Aug 23

As the cloud hype continues into an exponential roar of a pre-launch countdown, you have to wonder how much of the excitement is catching outside of the IT microcosm. On one hand you have a relatively unproven business model, yet we’re looking at possibly the largest wave of hype ever to hit the IT industry. The average CIO today is driving hard for cloud, private, public, whatever it takes to get to the cloud, while the average IT architect is still trying to figure out what exactly we mean by cloud. Politicians have gotten on the magic carpet ride too.

A great example is Rueven Carlye, state representative of my old stomping grounds in Washington state, who is rallying against a new state data center project in Olympia, calling it ‘a 300 million dollar mistake’ in defense of lower costs via cloud providers.  That’s a bold move for attacking an entire data center budget, where the state likely runs on 100’s of legacy applications and platforms, unlikely ever to be candidates for cloud computing. A more pragmatic push to cloud is afoot at the city of Los Angeles, with legislators gunning to shift desktop workload to Google applications.

So do we suddenly have tech-savvy legislators, or do we have a growing lobby influence from the cloud pioneers, Google and Amazon? I’d speculate that millions of lobbying effort per quarter is only the beginning.

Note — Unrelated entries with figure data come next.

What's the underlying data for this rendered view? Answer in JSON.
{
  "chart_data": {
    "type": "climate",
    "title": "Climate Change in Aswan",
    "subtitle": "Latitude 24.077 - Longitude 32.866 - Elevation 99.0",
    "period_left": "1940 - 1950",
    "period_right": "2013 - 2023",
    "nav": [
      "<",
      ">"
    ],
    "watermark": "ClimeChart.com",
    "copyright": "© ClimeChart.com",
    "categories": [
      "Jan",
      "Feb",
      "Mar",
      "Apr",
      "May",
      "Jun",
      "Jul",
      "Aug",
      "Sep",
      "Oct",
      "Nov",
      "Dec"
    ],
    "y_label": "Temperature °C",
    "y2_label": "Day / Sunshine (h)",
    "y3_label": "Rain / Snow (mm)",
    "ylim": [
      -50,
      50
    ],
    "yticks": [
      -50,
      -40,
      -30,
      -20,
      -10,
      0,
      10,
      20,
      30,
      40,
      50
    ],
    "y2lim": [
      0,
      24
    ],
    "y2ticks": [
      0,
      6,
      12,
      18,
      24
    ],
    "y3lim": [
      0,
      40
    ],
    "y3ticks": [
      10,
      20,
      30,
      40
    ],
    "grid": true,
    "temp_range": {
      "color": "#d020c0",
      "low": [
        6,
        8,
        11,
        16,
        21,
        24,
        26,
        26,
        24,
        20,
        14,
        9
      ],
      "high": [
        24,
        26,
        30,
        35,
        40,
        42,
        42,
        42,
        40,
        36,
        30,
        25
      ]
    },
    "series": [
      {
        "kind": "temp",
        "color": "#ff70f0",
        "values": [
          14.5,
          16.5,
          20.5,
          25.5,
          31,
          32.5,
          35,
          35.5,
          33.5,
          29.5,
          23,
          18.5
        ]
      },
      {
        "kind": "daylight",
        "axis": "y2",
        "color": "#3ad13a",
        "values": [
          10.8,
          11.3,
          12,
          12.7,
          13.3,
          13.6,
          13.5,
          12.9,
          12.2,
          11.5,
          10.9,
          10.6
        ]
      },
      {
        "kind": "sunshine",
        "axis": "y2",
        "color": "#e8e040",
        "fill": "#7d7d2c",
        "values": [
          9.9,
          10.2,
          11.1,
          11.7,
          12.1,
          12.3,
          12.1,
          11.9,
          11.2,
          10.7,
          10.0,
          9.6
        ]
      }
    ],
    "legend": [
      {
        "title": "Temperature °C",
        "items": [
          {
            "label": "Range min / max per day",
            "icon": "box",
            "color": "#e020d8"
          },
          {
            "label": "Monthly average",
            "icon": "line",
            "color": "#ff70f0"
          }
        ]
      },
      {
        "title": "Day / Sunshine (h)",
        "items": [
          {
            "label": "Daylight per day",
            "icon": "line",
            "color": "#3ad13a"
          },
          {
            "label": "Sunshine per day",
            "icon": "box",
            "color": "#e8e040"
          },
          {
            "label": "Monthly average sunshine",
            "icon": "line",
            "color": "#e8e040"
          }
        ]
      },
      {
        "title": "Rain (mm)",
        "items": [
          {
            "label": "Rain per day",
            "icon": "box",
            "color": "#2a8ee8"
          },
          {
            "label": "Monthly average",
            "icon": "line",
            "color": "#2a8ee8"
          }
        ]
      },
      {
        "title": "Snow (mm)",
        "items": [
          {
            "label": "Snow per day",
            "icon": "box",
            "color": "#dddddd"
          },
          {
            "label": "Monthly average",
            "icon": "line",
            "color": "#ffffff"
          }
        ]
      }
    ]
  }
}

But we IT pioneers pack up our wagon train and head into the cloud; do we have any laws defining ‘who owns the data’? As far as my research on the topic goes, the answer is no.  You do have broad legislation in the European Union limiting private data movement out of country, but practically no laws outlining who owns your data when it goes into the cloud (or anywhere for that matter). One 3rd party cloud architect noted, ‘chain of custody is the only legal precedent protecting data ownership in the cloud’, and if you don’t have that, you don’t have much of a legal leg to stand on if you’re data is being uploaded into a 3rd party virtual infrastructure and ownership/control is called into question.  Definitely reminds me of feudal Europe – those who own the land (infrastructure) have the power (over the data) in the emerging cloud market.